Em campo, no histórico templo do imortal

Os gremistas estão vivendo sentimentos contraditórios, entre a melancolia da despedida do Estádio Olímpico e a euforia pela breve inauguração  da novíssima e moderna Arena do Humaitá. Ainda não tive o prazer de conhecer a Arena, mas do velho estádio guardo boas lembranças. Comecei minha carreira jornalística como setorista no Grêmio pela Zero Hora e Folha da Tarde, lá nos primórdios dos anos 70 do século passado, e frequentava o estádio todo o santo dia. Assisti a jogos inesquecíveis no Olímpico, como um Grêmio x Santos de Pelé, a retomada das vitórias no campeonato gaúcho, com aquele Grêmio montado pelo Telê Santana, as guerras contra o Palmeiras,  a maioria dos títulos nacionais e as conquistas da Libertadores, sempre grandes embates e algumas frustrações como a goleada do Boca Juniors na decisão continental. E os GRENAIS? Sempre um espetáculo a parte no Olímpico, tanto assim que escrevo em caixa alta.

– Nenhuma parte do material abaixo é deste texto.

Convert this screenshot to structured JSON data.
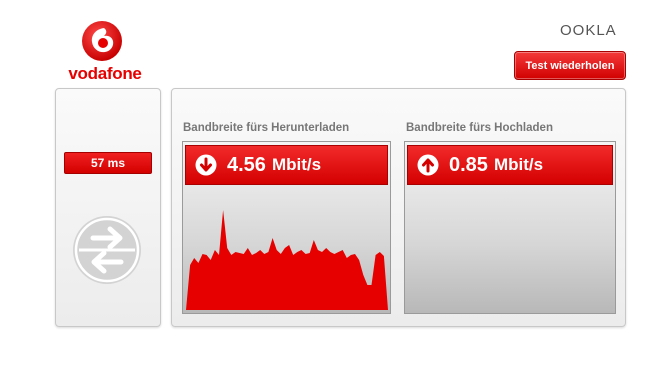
{
  "brand": {
    "name": "vodafone",
    "provider": "OOKLA",
    "accent_color": "#e60000"
  },
  "toolbar": {
    "retest_label": "Test wiederholen"
  },
  "ping": {
    "value": "57 ms"
  },
  "download": {
    "label": "Bandbreite fürs Herunterladen",
    "value": "4.56",
    "unit": "Mbit/s",
    "icon": "arrow-down-icon",
    "graph_samples": [
      0.0,
      0.45,
      0.52,
      0.47,
      0.56,
      0.55,
      0.5,
      0.6,
      0.55,
      1.0,
      0.62,
      0.55,
      0.58,
      0.57,
      0.56,
      0.62,
      0.55,
      0.57,
      0.6,
      0.56,
      0.58,
      0.72,
      0.6,
      0.56,
      0.62,
      0.65,
      0.55,
      0.58,
      0.6,
      0.56,
      0.57,
      0.7,
      0.6,
      0.58,
      0.62,
      0.58,
      0.56,
      0.58,
      0.6,
      0.52,
      0.55,
      0.56,
      0.5,
      0.35,
      0.25,
      0.25,
      0.55,
      0.58,
      0.54,
      0.0
    ]
  },
  "upload": {
    "label": "Bandbreite fürs Hochladen",
    "value": "0.85",
    "unit": "Mbit/s",
    "icon": "arrow-up-icon"
  }
}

Mas meu grande orgulho foi ter jogado pelo menos duas vezes no gramado do histórico templo tricolor. A mais recente aconteceu na década de 80 quando o time do Esporte da Zero Hora enfrentou um time de funcionários e dirigentes gremistas. Não lembro o resultado, mas provavelmente perdemos porque essa era a sina de quem jogava com os times internos do Grêmio, uma vez que todas as partidas eram apitadas pelo funcionário Fogão, que sempre ajeitava o resultado para o dono da casa. Eu tinha a foto do time posado à antiga, antes do jogo, mas não consegui localizar.


outro desfile no gramado do imortal foi bem antes, nos anos 60 e  mais marcante, conforme já relatado aqui no ViaDutra em O Circo de Petrópolis: Vaias no Olímpico (4 e 5 de janeiro de 2010). Nosso time, o Tupy de Petrópolis, disputava os campeonatos promovidos para a gurizada e muitas vezes enfrentava equipes inferiores do Grêmio e do Inter, este treinado pelo inesquecível Jofre Funchal. O treinador do Grêmio era o seu Álvaro, metido a brabo, pedreiro nas horas vagas e apelidado cruelmente de Pneu Furado porque coxeava de uma das pernas.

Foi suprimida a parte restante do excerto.